The collective findings? The practice of gratitude is a mindful practice that forces us to be in the present moment. It improves psychological, emotional, and physical well-being. Practicing gratitude strengthens relationships and makes people have a consciousness of what is going on around them, which in turn increases genuine empathy, kindness, caring, and by being mindful, reduces the tendency to take things for granted.

Practicing gratitude is just that: a practice. It is a habit and as such, when practiced with consistency, becomes a virtue. Once the habit of gratitude is established, the other virtues of happiness and goodness become firmly rooted. The purest virtues of love, kindness, goodness, joy spring from the heart, rather than the temporary happiness that a thing, a situation, or a person can provide.

7 ways to practice gratitude at home

  • Practice gratitude habits. For children to learn to be grateful, they need to see the habit of gratitude practiced by the adults around them.
  • Encourage imagination. Go deeper into the moment. Try new paths, places, foods. This kind of safe adventurism brings wonder and newness to the day.
  • Look at your friends, your children, your co-workers with new eyes. Children change every day; appreciate the wonder of growth and change. Friends and co-workers have events in their lives that impact their day. Walking in someone else’s shoes increases gratitude.
  • Find things to be grateful for. Sometimes things just aren’t all that awesome…and finding a way to flip it so that you can find the good, the thing to be grateful for, can be hard. But it can change everything.
  • You are not going to learn anything by talking about what you already know. Pay attention to those around you. Listen to children. What are the feelings that they are expressing to you: are they happy, sad, frightened, lonely, excited?
  • Express how people make you feel in the moment. Tell children how they make you feel now, rather than what you see that they can achieve in the future; this helps them learn gratitude and mindfulness.
  • To get in the habit of practicing gratitude, try a daily journal. Writing down what we are grateful for forces us to stop, to think, and sometimes to think hard if it means changing perspective.
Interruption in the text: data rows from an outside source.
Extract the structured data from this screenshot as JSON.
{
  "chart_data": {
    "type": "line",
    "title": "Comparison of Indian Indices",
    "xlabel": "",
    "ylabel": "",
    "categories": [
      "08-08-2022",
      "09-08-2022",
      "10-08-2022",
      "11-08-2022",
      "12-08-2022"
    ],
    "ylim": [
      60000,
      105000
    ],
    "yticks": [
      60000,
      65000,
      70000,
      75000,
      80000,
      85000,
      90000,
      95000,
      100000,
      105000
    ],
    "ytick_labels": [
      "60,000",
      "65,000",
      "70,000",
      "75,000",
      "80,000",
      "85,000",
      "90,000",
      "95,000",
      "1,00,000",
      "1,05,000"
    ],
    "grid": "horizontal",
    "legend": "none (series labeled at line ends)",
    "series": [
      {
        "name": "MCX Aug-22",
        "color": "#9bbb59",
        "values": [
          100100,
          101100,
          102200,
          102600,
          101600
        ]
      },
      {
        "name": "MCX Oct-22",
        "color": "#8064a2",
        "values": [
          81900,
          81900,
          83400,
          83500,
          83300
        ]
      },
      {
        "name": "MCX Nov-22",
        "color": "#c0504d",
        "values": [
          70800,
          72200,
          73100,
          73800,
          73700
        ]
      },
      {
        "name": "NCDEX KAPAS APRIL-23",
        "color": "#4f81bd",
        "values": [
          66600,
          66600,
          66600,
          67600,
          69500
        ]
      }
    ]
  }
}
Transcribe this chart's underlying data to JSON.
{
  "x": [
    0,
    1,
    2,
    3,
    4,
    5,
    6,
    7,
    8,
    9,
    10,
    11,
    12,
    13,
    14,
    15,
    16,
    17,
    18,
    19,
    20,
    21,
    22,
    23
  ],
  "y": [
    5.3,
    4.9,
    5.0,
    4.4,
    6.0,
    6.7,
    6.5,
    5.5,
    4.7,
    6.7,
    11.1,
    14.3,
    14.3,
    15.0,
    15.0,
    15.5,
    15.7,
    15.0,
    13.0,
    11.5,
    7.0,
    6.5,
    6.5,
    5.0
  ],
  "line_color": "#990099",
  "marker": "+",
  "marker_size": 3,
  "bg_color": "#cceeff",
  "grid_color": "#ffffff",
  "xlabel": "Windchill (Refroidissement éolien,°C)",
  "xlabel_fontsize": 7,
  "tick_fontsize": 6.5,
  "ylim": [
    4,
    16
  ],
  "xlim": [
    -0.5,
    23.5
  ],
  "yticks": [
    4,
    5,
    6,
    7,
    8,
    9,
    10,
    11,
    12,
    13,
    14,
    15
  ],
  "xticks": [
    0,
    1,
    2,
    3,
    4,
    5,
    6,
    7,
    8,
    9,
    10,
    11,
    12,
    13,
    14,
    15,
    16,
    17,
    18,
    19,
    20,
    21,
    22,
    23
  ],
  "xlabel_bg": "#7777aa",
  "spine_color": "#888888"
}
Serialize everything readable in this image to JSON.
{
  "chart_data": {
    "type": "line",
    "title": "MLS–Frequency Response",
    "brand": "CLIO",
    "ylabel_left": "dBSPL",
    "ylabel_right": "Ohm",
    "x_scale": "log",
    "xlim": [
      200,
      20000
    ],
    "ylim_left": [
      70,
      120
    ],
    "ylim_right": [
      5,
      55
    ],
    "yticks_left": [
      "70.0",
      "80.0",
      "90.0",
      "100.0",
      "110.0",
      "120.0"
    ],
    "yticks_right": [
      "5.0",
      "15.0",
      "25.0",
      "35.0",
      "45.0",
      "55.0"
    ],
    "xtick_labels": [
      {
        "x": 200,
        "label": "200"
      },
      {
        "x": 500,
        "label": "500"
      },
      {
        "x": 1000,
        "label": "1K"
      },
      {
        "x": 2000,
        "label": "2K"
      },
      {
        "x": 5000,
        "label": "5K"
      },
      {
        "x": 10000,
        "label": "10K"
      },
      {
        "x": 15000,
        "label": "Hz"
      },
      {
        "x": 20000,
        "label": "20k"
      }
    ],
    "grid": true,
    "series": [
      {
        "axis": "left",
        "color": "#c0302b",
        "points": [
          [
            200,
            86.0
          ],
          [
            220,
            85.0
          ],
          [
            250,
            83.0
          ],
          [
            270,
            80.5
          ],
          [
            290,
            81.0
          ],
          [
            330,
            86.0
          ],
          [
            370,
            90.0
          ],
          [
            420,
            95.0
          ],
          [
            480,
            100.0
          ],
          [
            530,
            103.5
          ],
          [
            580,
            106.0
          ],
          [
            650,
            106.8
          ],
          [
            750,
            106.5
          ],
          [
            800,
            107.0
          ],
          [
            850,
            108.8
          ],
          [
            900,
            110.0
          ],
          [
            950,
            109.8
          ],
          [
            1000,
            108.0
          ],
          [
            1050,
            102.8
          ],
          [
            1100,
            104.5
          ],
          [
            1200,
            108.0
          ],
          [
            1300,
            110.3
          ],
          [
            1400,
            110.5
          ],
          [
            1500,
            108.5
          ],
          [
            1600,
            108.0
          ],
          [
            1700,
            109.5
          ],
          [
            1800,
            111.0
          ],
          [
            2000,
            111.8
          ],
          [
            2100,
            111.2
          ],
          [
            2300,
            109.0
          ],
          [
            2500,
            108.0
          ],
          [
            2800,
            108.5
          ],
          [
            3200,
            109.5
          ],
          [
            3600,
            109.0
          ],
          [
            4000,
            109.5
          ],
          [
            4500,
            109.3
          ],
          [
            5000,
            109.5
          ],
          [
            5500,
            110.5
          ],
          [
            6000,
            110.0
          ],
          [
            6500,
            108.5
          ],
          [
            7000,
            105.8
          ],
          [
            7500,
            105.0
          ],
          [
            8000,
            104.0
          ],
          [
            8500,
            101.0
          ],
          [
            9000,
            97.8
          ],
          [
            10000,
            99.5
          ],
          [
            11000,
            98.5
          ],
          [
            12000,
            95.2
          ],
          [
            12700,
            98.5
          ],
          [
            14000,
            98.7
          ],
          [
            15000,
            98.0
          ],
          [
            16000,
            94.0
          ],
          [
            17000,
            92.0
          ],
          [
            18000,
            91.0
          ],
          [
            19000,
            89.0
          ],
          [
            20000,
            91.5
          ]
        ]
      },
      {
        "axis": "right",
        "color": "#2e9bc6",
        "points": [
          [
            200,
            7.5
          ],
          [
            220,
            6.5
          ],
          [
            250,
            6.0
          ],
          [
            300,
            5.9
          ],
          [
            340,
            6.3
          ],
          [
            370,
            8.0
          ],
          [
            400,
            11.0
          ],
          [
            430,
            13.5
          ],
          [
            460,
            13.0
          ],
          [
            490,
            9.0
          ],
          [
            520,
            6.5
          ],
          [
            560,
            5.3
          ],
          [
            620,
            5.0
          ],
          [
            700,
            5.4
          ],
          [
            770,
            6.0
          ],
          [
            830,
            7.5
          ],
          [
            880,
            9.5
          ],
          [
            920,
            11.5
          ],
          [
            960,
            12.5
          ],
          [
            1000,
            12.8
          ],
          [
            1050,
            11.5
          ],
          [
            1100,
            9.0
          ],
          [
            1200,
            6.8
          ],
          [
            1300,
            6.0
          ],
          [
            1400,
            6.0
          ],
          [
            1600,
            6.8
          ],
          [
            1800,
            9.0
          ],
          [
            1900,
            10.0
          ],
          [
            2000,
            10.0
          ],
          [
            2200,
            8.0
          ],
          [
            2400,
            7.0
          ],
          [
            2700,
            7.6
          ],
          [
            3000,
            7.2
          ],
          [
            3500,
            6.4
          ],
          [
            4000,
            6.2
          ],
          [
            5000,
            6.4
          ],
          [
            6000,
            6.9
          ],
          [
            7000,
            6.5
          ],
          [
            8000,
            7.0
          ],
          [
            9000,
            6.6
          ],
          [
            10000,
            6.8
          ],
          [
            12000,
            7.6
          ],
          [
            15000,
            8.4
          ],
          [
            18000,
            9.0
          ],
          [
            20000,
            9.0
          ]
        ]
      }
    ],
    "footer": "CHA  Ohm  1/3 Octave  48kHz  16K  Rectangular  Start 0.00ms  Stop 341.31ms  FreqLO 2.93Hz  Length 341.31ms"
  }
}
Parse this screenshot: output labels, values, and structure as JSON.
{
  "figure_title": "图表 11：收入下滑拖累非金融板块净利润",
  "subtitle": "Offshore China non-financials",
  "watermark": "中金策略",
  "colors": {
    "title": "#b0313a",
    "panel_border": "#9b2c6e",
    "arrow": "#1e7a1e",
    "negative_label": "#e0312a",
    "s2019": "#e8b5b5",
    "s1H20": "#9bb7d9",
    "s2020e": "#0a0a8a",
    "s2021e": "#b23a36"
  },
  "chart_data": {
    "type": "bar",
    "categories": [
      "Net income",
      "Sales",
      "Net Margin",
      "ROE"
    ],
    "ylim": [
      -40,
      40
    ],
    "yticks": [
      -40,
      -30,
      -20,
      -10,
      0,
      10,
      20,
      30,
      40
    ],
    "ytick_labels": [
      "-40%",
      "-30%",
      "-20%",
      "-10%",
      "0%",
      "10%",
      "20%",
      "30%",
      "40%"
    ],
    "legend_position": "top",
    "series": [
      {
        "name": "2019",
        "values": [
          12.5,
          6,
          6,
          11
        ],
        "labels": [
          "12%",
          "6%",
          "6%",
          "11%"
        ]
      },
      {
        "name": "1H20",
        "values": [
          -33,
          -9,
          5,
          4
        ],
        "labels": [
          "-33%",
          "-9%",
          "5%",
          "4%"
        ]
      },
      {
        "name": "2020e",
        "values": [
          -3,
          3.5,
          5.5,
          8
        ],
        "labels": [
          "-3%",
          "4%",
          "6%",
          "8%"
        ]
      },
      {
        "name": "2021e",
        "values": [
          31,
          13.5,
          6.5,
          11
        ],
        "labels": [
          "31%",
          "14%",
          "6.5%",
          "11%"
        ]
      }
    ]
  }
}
On the selfish side, here are some things that practicing gratitude can do for you.

  • It makes you proactive. People who are grateful tend to be more proactive about their health, including exercise: they are more consistent.
  • Which not only makes you more aware of your health, but when you are happier, you have a better immune system.
  • You will sleep better. Those who practice gratitude fall asleep faster, and sleep longer.
  • Practicing gratitude helps diminish stress and aggression.
  • Practicing gratitude also helps you deal with traumatic events, emotions become steadier.
  • Practicing gratitude improves relationships. It builds friendships and makes you a better partner. Additionally, it improves social relationships in the community.
  • Gratitude boosts self-esteem. It reduces social comparisons and allows people to appreciate the achievements of others as well as themselves.
  • Practicing gratitude on the job will make you a better manager, improves networking, aids in achieving goals and productivity. It improves your personality overall, which is critical in business and the corporate world.
  • The practice of gratitude makes you smarter. In one study on high school kids, the authors found that “gratitude, controlling for materialism, uniquely predicts all outcomes considered: higher grade point average, life satisfaction, social integration, and absorption, as well as lower envy and depression.”
  • Gratitude is the basis for Goodness and Happiness, making you a better person and a happier person.
  • Gratitude can lengthen your life. Those who are optimistic and happy tend to live longer than those who are not.